Run your workflow

To run a workflow with the StreamFlow CLI, simply use the following command:

streamflow run /path/to/streamflow.yml

Note

For CWL workflows, StreamFlow also supports the cwl-runner interface (more details here).

The --outdir option specifies where StreamFlow must store the workflow results and the execution metadata. Metadata are collected and managed by the StreamFlow Database implementtion (see here). By default, StreamFlow uses the current directory as its output folder.

The --name option allows to specify a workflow name for the current execution. Note that multiple execution can have the same name, meaning that they are multiple instances of the same workflow. If a --name is not explicitly provided, StreamFlow will randomly generate a unique name for the current execution.

The --color option allows to print log preamble with colors related to the logging level, which can be useful for live demos and faster log inspections.

Run on Docker

The command below gives an example of how to execute a StreamFlow workflow in a Docker container:

docker run -d \
--mount type=bind,source="$(pwd)"/my-project,target=/streamflow/project \
--mount type=bind,source="$(pwd)"/results,target=/streamflow/results \
--mount type=bind,source="$(pwd)"/tmp,target=/tmp/streamflow \
alphaunito/streamflow \
streamflow run /streamflow/project/streamflow.yml

Note

A StreamFlow project, containing a streamflow.yml file and all the other relevant dependencies (e.g. a CWL description of the workflow steps and a Helm description of the execution environment) needs to be mounted as a volume inside the container, for example in the /streamflow/project folder.

By default, workflow outputs will be stored in the /streamflow/results folder. Therefore, it is necessary to mount such location as a volume in order to persist the results.

StreamFlow will save all its temporary files inside the /tmp/streamflow location. For debugging purposes, or in order to improve I/O performances in case of huge files, it could be useful to mount also such location as a volume.

By default, the StreamFlow Database stores workflow metadata in the ${HOME}/.streamflow folder. Mounting this floder as a volume preserve these metadata for further inspection (see here).

Warning

All the container-based connectors (i.e., DockerConnector, DockerComposeConnector and SingularityConnector) are not supported from inside a Docker container, as running nested containers is a non-trivial task.

Run on Kubernetes

It is also possible to execute the StreamFlow container as a Job in Kubernetes, with the same characteristics and restrictions discussed for the Docker case. A Helm template of a StreamFlow Job can be found here.

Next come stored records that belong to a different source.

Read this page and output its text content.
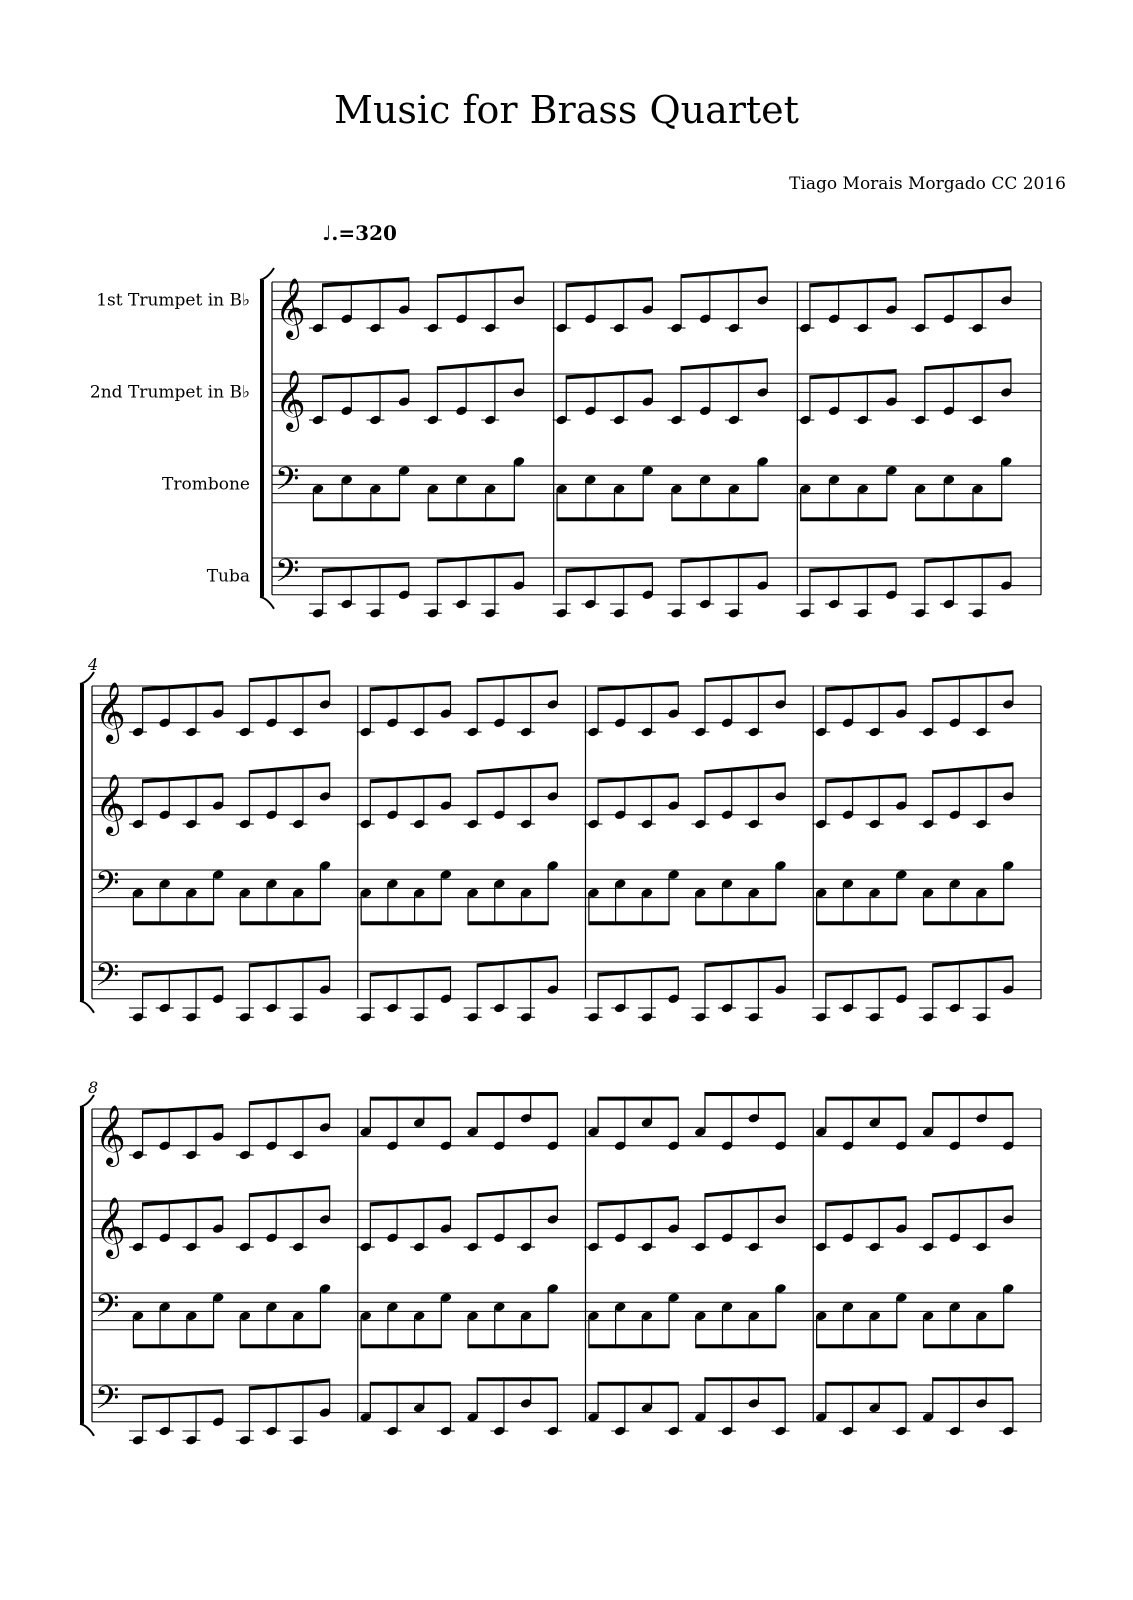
Music for Brass Quartet
Tiago Morais Morgado CC 2016
♩.=320
1st Trumpet in B♭
2nd Trumpet in B♭
Trombone
Tuba
𝄞
𝄞
𝄢
𝄢
4
𝄞
𝄞
𝄢
𝄢
8
𝄞
𝄞
𝄢
𝄢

In this case, the StreamFlow HelmConnector is able to deploy Helm charts directly on the parent cluster, relying on ServiceAccount credentials. In order to do that, the inCluster option must be set to true for each involved module on the streamflow.yml file

deployments:
  helm-deployment:
    type: helm
    config:
      inCluster: true
      ...

A Helm template of a StreamFlow Job can be found here.

Warning

In case RBAC is active on the Kubernetes cluster, a proper RoleBinding must be attached to the ServiceAccount object, in order to give StreamFlow the permissions to manage deployments of pods and executions of tasks.